README
OVERVIEW: For this assignment, we put most of our functionality within the main function. We thought it would work because the functionality was relatively simple and relied mostly on command line arguments.
We began by getting the name of the file from the -f flag. We only put functionality inside of an if case where we do have "-f" in our argument list because without -f (and a file name following -f), there would be no file to even open, which means we would have no file from which to read. Therefore, we only do tasks in the code if this flag exists and we can get a file from the command line.
Once we have the file, we have to read to the first 500 lines or the entire file if the file is less than 500 lines long (as specified by the instructions) to get the schema. Our strategy was to read these lines and then find the line with the most columns. We had created two dictionary objects, total_type, which is used to keep track of the values of each column within those first <500 lines, and col_types, which we used to enforce our schema. We also had an int, max_col, which we updated as we read each line to represent the maximum number of columns (ie: the number of columns the longest row has). From there, we used the max_col to keep track of the columns, where the key was the column index, and the value of each entry was an array that contained the row value at the column corresponding to the key (ie: row 0, column 0, appended while reading through each line). We then checked each array value, and if we found any string in the array, we set col_types at that index to "STRING," for instance. We then continued to loop through each value at the next indices until col_types was filled out and gave us the correct column schema.

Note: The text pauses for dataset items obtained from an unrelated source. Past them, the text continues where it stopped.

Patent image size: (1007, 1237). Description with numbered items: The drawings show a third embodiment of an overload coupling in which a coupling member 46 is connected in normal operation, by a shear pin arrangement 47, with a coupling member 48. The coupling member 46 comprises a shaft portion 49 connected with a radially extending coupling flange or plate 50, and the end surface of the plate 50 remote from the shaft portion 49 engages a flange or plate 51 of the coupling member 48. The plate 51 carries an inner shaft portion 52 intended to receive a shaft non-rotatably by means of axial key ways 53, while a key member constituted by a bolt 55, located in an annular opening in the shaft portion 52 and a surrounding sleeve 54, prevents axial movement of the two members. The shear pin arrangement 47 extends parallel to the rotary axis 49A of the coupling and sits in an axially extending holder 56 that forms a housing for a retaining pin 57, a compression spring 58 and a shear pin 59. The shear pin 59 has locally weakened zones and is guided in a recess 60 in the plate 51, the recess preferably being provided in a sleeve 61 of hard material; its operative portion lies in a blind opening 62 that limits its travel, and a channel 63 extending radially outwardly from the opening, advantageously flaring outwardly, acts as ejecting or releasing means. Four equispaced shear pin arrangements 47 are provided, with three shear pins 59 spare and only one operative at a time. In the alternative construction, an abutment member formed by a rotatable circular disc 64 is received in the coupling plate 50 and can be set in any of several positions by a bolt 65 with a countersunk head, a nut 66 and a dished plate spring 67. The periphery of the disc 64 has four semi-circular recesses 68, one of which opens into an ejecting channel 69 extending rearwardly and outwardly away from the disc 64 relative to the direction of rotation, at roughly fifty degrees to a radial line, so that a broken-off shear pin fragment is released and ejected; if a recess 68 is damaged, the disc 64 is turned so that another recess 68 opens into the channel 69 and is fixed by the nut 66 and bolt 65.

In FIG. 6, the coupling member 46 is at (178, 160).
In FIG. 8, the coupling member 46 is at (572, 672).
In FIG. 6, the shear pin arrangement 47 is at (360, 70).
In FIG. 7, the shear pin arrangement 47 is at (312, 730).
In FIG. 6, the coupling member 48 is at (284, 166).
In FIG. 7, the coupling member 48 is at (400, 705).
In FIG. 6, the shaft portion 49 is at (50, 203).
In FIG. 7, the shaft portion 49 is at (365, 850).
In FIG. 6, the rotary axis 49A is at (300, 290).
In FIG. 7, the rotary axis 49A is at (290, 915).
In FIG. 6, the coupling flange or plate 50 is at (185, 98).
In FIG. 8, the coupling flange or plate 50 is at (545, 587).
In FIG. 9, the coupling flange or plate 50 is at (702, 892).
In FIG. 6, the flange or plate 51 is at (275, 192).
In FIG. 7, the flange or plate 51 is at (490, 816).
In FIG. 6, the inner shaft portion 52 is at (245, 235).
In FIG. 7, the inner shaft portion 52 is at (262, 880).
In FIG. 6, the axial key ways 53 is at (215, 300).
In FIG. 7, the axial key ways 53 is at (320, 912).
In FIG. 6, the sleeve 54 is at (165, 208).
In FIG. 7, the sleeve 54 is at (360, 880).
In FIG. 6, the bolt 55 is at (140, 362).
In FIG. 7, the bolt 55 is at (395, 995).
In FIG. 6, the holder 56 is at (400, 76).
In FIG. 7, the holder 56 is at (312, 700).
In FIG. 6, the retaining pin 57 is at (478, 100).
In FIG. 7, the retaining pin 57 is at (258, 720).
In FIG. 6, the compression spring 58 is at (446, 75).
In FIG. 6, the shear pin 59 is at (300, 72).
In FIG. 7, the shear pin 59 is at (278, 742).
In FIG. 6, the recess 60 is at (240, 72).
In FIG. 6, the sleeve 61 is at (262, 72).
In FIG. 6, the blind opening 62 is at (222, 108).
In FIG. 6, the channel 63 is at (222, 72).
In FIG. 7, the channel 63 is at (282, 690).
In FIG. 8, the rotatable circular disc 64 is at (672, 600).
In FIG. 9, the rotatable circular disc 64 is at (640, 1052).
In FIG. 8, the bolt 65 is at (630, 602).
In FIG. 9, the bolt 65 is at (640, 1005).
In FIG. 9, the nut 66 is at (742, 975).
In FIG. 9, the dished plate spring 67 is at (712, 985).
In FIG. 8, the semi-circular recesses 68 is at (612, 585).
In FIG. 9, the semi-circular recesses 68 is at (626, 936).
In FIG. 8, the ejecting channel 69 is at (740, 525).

After we found the schema, we read the entire file (or the subsection of the file given to us starting at -from and ending -len bytes later) and checked whether it fit. If it did not suit the schema at any point, or if the value was invalid (say, for example, we had a float value of '+ 2. 4' or a string value like 'hello world' without quotes around it, we replaced that value in the row with the empty string and continued reading through the file.
We checked the arguments from the command line and tailored our responses to each case, conferring with the schema to print out the column type, as well as check if a value was missing at a given column at a given offset (row), and for printing out the value at a given index and offset (it's possible the value is missing due to not having a value to begin with, being an invalid value, not matching the schema, or the index/offset being out of bounds).
In an effort to clean up our code and avoid repetition, we wrote functions for isString, isBool, isInt, and isFloat to check the types of values we read. We then used these functions to write matchesSchema, which takes in a value and an index (A column number) in order to match the value type with the correct column type. The function isValid checks whether a value is invalid or not, whether it has whitespace in the center of the value when the value itself is not a string value or wrapped in double quotes already. We then used these functions to check validity of values and figure out whether we should return an empty string or if we should return actual non-empty values.
TESTING: For testing, we used the example given to us on the assignment page. We then added columns and rows of our own and tested different value types. We also created our own file, initially 10,000 lines long, and then 15,000 lines to see if we could continue to read and return the correct values (albeit repetitive files with the same 2-3 lines).
NEXT STEPS: For our next steps, we would like to abstract more. Our philosophy was to simply get the code working, but we had made mistakes with timing. While we have checks for types, we would like to increase modularity, for instance, having separate functions to find the schema and to read the file and use helper functions for the schema, too, instead of putting so much into the main function.